As all of you know this was my "back-up" drug. Now, Murphy's law says that if you have a back-up, you won't need it, but life doesn't always follow that rule. Very quickly I was able to put in place my plan of action for this additional treatment (kudos to the amazing teams that work with my oncologist and deal with my very demanding self). 

I AM NOT GIVING UP MY ALTERNATIVES!!! I will still be going to Tong Ren, using cannabis oil (at a much lower dose - and with full knowledge/encouragement of my oncology and nursing team - its great side effect management anyway), and, while I won't be doing full on Keto for the moment, a whole foods - no sugar- lower carb diet. 

With my current status of swollen and at high risk, I need constant eyes on me and care. I cannot dress myself, wash myself, get my own food, or get up down and around myself. I cannot be alone with Lochlan, and I cannot care for him - which means he needs care too. Mike has taken on a full time caretaker roll as well as full time business roll, which means he really hasn't been working much. This has led to extreme financial stress for us personally. We are very careful to keep CareAline going so that we can continue to help all the patients we can with our products, so we allow our personal finances to slip rather than the business'. 

A Terrible Situation:
Currently we are in a survival mode situation. We are close to drowning financially. Not only are we behind on our mortgage and utilities, but putting the right kind of food on the table is getting increasingly difficult. We are facing the fact that we have no idea where or how we are going to catch up. It's seeming more and more hopeless that we can figure out a way to get financial assistance from programs or the state in time to make a difference.  I am working on assistance applications, however those take time (and sadly many take me having to physically be able to go to an office and apply) and it will be a while before it all kicks in. Being a self employed family makes paperwork extremely complicated, and often times makes it so that we can't figure out how to make the applications work. Any support - financial or otherwise - is more than appreciated, and I know that some day we will be able to give back as much or more than the amazing support we have and will receive. 

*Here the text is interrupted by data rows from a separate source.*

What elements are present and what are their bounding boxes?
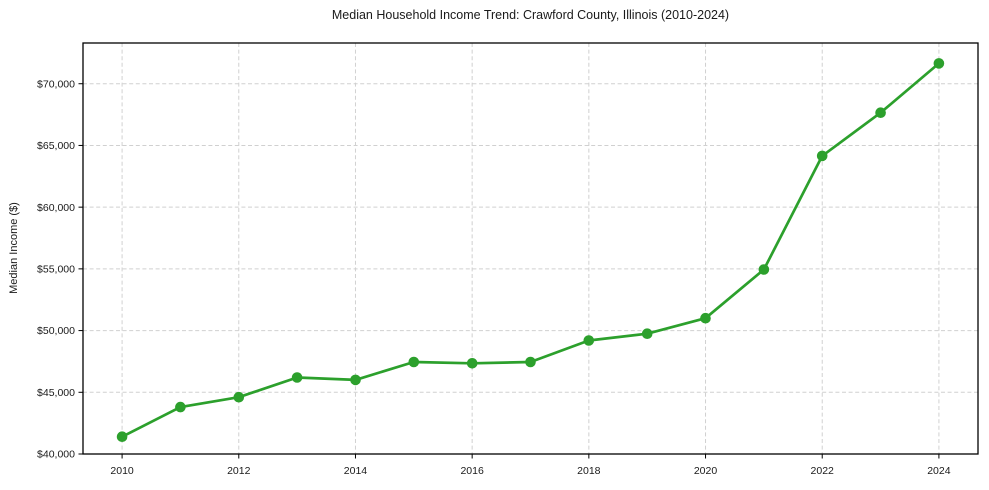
data-point-marker (291, 372, 303, 383)
y-axis-tick-label: $65,000 (37, 140, 75, 152)
data-point-marker (641, 328, 653, 340)
data-point-marker (700, 312, 711, 324)
plot-frame (82, 42, 979, 455)
y-axis-tick-label: $60,000 (37, 202, 75, 214)
x-axis-tick-label: 2010 (110, 465, 134, 477)
x-axis-tick-label: 2022 (811, 465, 835, 477)
y-axis-tick-label: $45,000 (37, 387, 75, 399)
x-axis-tick-label: 2024 (927, 465, 951, 477)
data-point-marker (875, 107, 886, 118)
data-point-marker (175, 401, 186, 413)
y-axis-tick-label: $40,000 (37, 449, 75, 461)
trend-line (120, 62, 941, 439)
y-axis-tick-label: $50,000 (37, 325, 75, 337)
y-axis-tick-label: $70,000 (37, 78, 75, 90)
y-axis-tick-label: $55,000 (37, 263, 75, 275)
x-axis-tick-label: 2018 (577, 465, 601, 477)
data-point-marker (116, 431, 128, 443)
data-point-marker (816, 150, 828, 162)
data-point-marker (408, 356, 420, 368)
x-axis-tick-label: 2020 (694, 465, 718, 477)
chart-title: Median Household Income Trend: Crawford … (331, 8, 730, 22)
data-point-marker (933, 58, 945, 69)
x-axis-tick-label: 2016 (460, 465, 484, 477)
data-point-marker (525, 356, 536, 368)
data-point-marker (583, 335, 595, 346)
data-point-marker (466, 358, 478, 369)
x-axis-tick-label: 2014 (344, 465, 368, 477)
x-axis-tick-label: 2012 (227, 465, 251, 477)
data-point-marker (758, 264, 770, 275)
data-point-marker (350, 374, 361, 386)
data-point-marker (233, 391, 245, 403)
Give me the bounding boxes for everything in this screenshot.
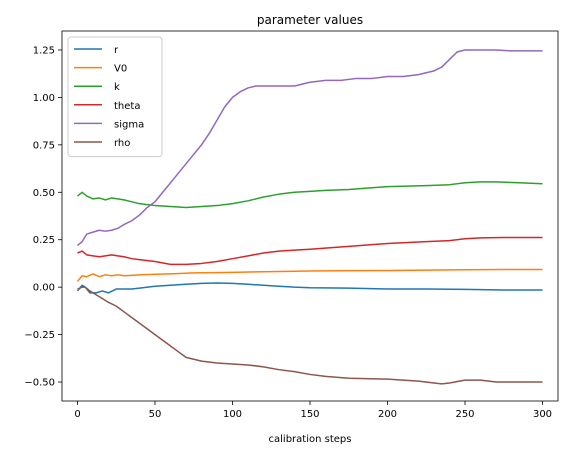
y-tick-label: 0.75 xyxy=(33,140,55,151)
y-tick-label: −0.25 xyxy=(24,330,55,341)
x-tick-label: 0 xyxy=(74,409,80,420)
series-line-k xyxy=(77,181,543,209)
legend-label-r: r xyxy=(114,45,119,56)
x-tick-label: 250 xyxy=(455,409,474,420)
x-axis: 0 50 100 150 200 250 300 xyxy=(74,401,552,420)
series-line-theta xyxy=(77,236,543,266)
x-tick-label: 50 xyxy=(149,409,162,420)
legend-label-sigma: sigma xyxy=(114,119,144,130)
legend-label-theta: theta xyxy=(114,101,140,112)
series-line-rho xyxy=(77,286,543,385)
x-tick-label: 150 xyxy=(300,409,319,420)
legend: r V0 k theta sigma rho xyxy=(67,36,163,158)
series-line-r xyxy=(76,282,543,294)
x-tick-label: 200 xyxy=(378,409,397,420)
x-axis-label: calibration steps xyxy=(269,434,352,445)
y-tick-label: 1.00 xyxy=(33,93,55,104)
x-tick-label: 300 xyxy=(533,409,552,420)
series-line-sigma xyxy=(77,49,543,246)
y-axis: −0.50 −0.25 0.00 0.25 0.50 0.75 1.00 1.25 xyxy=(24,45,62,389)
series-line-V0 xyxy=(76,268,543,282)
legend-label-k: k xyxy=(114,82,120,93)
y-tick-label: 1.25 xyxy=(33,45,55,56)
y-tick-label: 0.25 xyxy=(33,235,55,246)
legend-label-V0: V0 xyxy=(114,64,127,75)
y-tick-label: 0.50 xyxy=(33,188,55,199)
y-tick-label: 0.00 xyxy=(33,283,55,294)
legend-label-rho: rho xyxy=(114,138,130,149)
series-layer xyxy=(76,49,543,385)
chart-title: parameter values xyxy=(257,13,363,27)
y-tick-label: −0.50 xyxy=(24,378,55,389)
x-tick-label: 100 xyxy=(223,409,242,420)
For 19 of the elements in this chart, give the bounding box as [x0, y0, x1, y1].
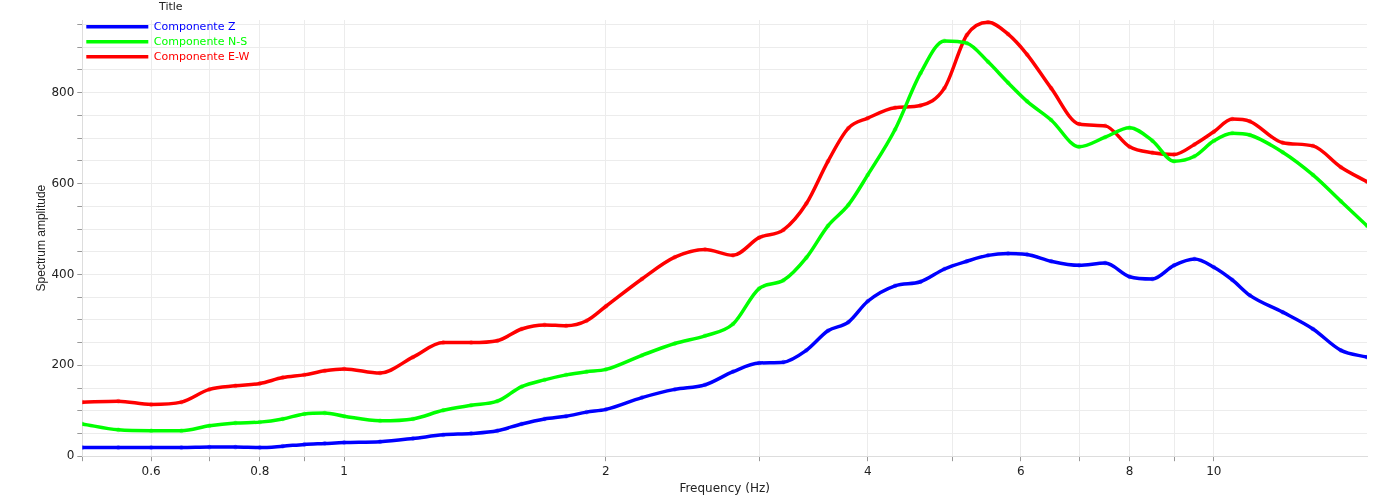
legend-title: Title — [158, 0, 183, 14]
x-tick-label: 2 — [602, 463, 610, 478]
text: Componente Z — [153, 19, 236, 33]
y-axis-title: Spectrum amplitude — [33, 184, 48, 292]
y-tick-label: 0 — [66, 448, 75, 463]
x-tick-label: 10 — [1206, 463, 1222, 478]
x-tick-label: 0.6 — [141, 463, 161, 478]
text: Componente E-W — [153, 49, 250, 63]
x-tick-label: 8 — [1125, 463, 1134, 478]
y-tick-label: 600 — [51, 175, 75, 190]
x-tick-label: 0.8 — [250, 463, 270, 478]
y-tick-label: 400 — [51, 266, 75, 281]
text: Componente N-S — [153, 34, 248, 48]
y-tick-label: 800 — [51, 84, 75, 99]
x-tick-label: 1 — [340, 463, 348, 478]
x-axis-title: Frequency (Hz) — [679, 480, 770, 495]
y-tick-label: 200 — [51, 357, 75, 372]
x-tick-label: 4 — [863, 463, 872, 478]
x-tick-label: 6 — [1017, 463, 1025, 478]
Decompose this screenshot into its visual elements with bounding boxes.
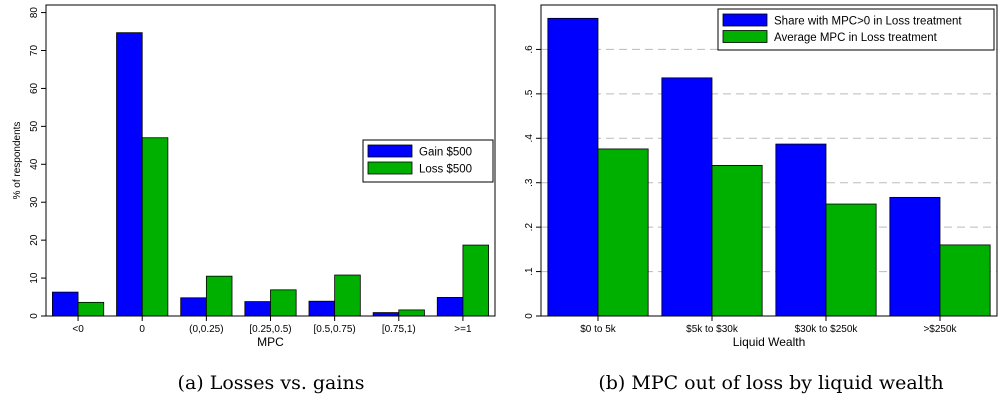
p2-x-axis-title: Liquid Wealth [733,335,806,349]
p1-y-tick-label: 10 [29,272,40,284]
p2-y-tick-label: .2 [524,223,535,232]
p2-y-tick-label: .1 [524,267,535,276]
p1-y-tick-label: 20 [29,234,40,246]
p1-y-tick-label: 70 [29,45,40,57]
p1-x-tick-label: [0.5,0.75) [314,324,356,335]
p2-x-tick-label: $0 to 5k [580,324,617,335]
p1-x-tick-label: [0.75,1) [382,324,416,335]
p1-legend-swatch [367,144,413,158]
p1-legend-label: Gain $500 [419,147,472,159]
p1-x-tick-label: (0,0.25) [189,324,223,335]
p1-bar-blue [372,312,400,317]
p1-bar-green [141,137,169,317]
p2-bar-green [711,164,763,317]
p2-bar-blue [889,196,941,317]
p1-caption: (a) Losses vs. gains [178,372,365,394]
p1-bar-blue [180,297,207,317]
p1-x-tick-label: >=1 [454,324,472,335]
p1-y-tick-label: 30 [29,196,40,208]
p2-legend-swatch [722,13,768,27]
p1-bar-blue [52,291,79,317]
p2-bar-blue [547,17,599,317]
p2-bar-green [939,244,991,317]
p2-plot-frame [540,4,998,317]
p2-y-tick-label: .6 [524,45,535,54]
p1-x-tick-label: 0 [139,324,145,335]
p2-bar-green [597,148,649,317]
p2-legend-label: Average MPC in Loss treatment [774,32,938,44]
p1-x-tick-label: [0.25,0.5) [249,324,291,335]
p1-bar-green [77,301,105,317]
p1-bar-blue [436,297,464,317]
p2-bar-green [825,203,877,317]
p1-bar-blue [116,32,143,317]
p2-y-tick-label: .4 [524,134,535,143]
p1-x-tick-label: <0 [72,324,84,335]
p2-x-tick-label: $5k to $30k [686,324,739,335]
p1-bar-green [334,274,361,317]
p2-y-tick-label: .5 [524,89,535,98]
p2-bar-blue [775,143,827,317]
p2-y-tick-label: 0 [524,313,535,319]
p2-caption: (b) MPC out of loss by liquid wealth [598,372,943,394]
p1-bar-blue [308,300,336,317]
p1-y-tick-label: 50 [29,120,40,132]
p2-legend-swatch [722,30,768,43]
p2-bar-blue [661,77,713,317]
p2-legend-label: Share with MPC>0 in Loss treatment [774,16,962,28]
p1-bar-green [462,244,489,317]
p1-x-axis-title: MPC [257,335,284,349]
p1-bar-green [398,309,425,317]
p1-bar-green [205,275,233,317]
p1-y-tick-label: 40 [29,158,40,170]
p1-y-tick-label: 60 [29,82,40,94]
p1-legend-swatch [367,161,413,175]
p1-bar-green [270,289,297,317]
p2-x-tick-label: $30k to $250k [795,324,859,335]
p1-y-tick-label: 80 [29,7,40,19]
p1-y-axis-title: % of respondents [12,122,23,200]
p1-bar-blue [244,301,271,317]
p2-x-tick-label: >$250k [923,324,957,335]
p1-legend-label: Loss $500 [419,164,472,176]
p2-y-tick-label: .3 [524,178,535,187]
p1-y-tick-label: 0 [29,313,40,319]
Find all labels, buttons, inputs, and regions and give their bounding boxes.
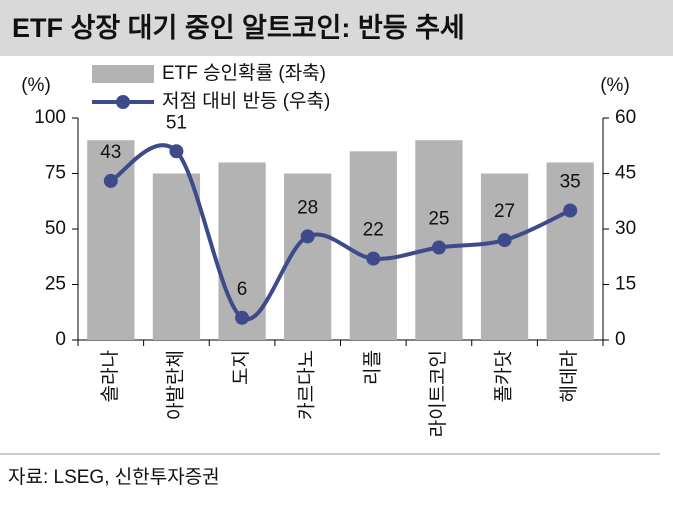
y2-axis-label: (%)	[600, 75, 630, 96]
y-tick-label: 100	[34, 107, 66, 128]
x-tick-label: 폴카닷	[493, 350, 515, 402]
data-label: 25	[428, 209, 449, 230]
y-tick-label: 75	[45, 163, 66, 184]
y-tick-label: 25	[45, 274, 66, 295]
y2-tick-label: 60	[615, 107, 636, 128]
y2-tick-label: 0	[615, 329, 626, 350]
line-marker	[431, 240, 446, 255]
bar	[349, 151, 397, 340]
data-label: 35	[560, 172, 581, 193]
x-tick-label: 솔라나	[99, 350, 121, 402]
source: 자료: LSEG, 신한투자증권	[8, 466, 220, 488]
legend-swatch	[92, 65, 154, 83]
y-axis-label: (%)	[21, 75, 51, 96]
line-marker	[366, 251, 381, 266]
bar	[546, 162, 594, 340]
data-label: 43	[100, 142, 121, 163]
data-label: 51	[166, 112, 187, 133]
y2-tick-label: 45	[615, 163, 636, 184]
x-tick-label: 리플	[361, 350, 383, 385]
x-tick-label: 라이트코인	[427, 350, 449, 437]
x-tick-label: 아발란체	[164, 350, 186, 420]
x-tick-label: 헤데라	[558, 350, 580, 402]
legend-label: ETF 승인확률 (좌축)	[162, 62, 326, 84]
bar	[480, 173, 529, 340]
line-marker	[103, 173, 118, 188]
line-marker	[497, 233, 512, 248]
y-tick-label: 0	[55, 329, 66, 350]
bar	[415, 140, 463, 340]
line-marker	[300, 229, 315, 244]
y-tick-label: 50	[45, 218, 66, 239]
data-label: 28	[297, 197, 318, 218]
line-marker	[235, 310, 250, 325]
line-marker	[563, 203, 578, 218]
legend-label: 저점 대비 반등 (우축)	[162, 90, 330, 112]
y2-tick-label: 15	[615, 274, 636, 295]
chart-title: ETF 상장 대기 중인 알트코인: 반등 추세	[12, 13, 465, 43]
data-label: 6	[237, 279, 248, 300]
data-label: 27	[494, 201, 515, 222]
bar	[152, 173, 201, 340]
x-tick-label: 도지	[230, 350, 252, 385]
legend-swatch	[116, 95, 130, 109]
line-marker	[169, 144, 184, 159]
title-background	[0, 0, 673, 56]
x-tick-label: 카르다노	[296, 350, 318, 420]
data-label: 22	[363, 220, 384, 241]
y2-tick-label: 30	[615, 218, 636, 239]
bar	[87, 140, 135, 340]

We also have immediate needs at home. Until I can get situated with a state paid for caretaker, we have to have two EXTRA people here at all times. One for me and one for Lochlan. I need constant care, and so does he, and Mike NEEDS to be able to work at least some hours so that CareAline stays afloat. For those who can't be a caretaker, we also could use some meals that we can put in the freezer or the random errand or household item done. For those that have already reached out and helped, I am truly grateful and please know it is not overlooked and not taken for granted. I am linking to a page on here that has our specific needs that you can look over for insight. 

(Needs) - (Meal Train Link to sign up for meal delivery)

Thank You!
I just want to say thank you for everything. I know that many have been at odds with my decisions, but that is not what I am focusing on. I am focusing on the now - the reality that is today, and going through things one day at a time. I will post an update on how the drug is going and that type of things in a day or two. But for now, THANK YOU, and happy fourth!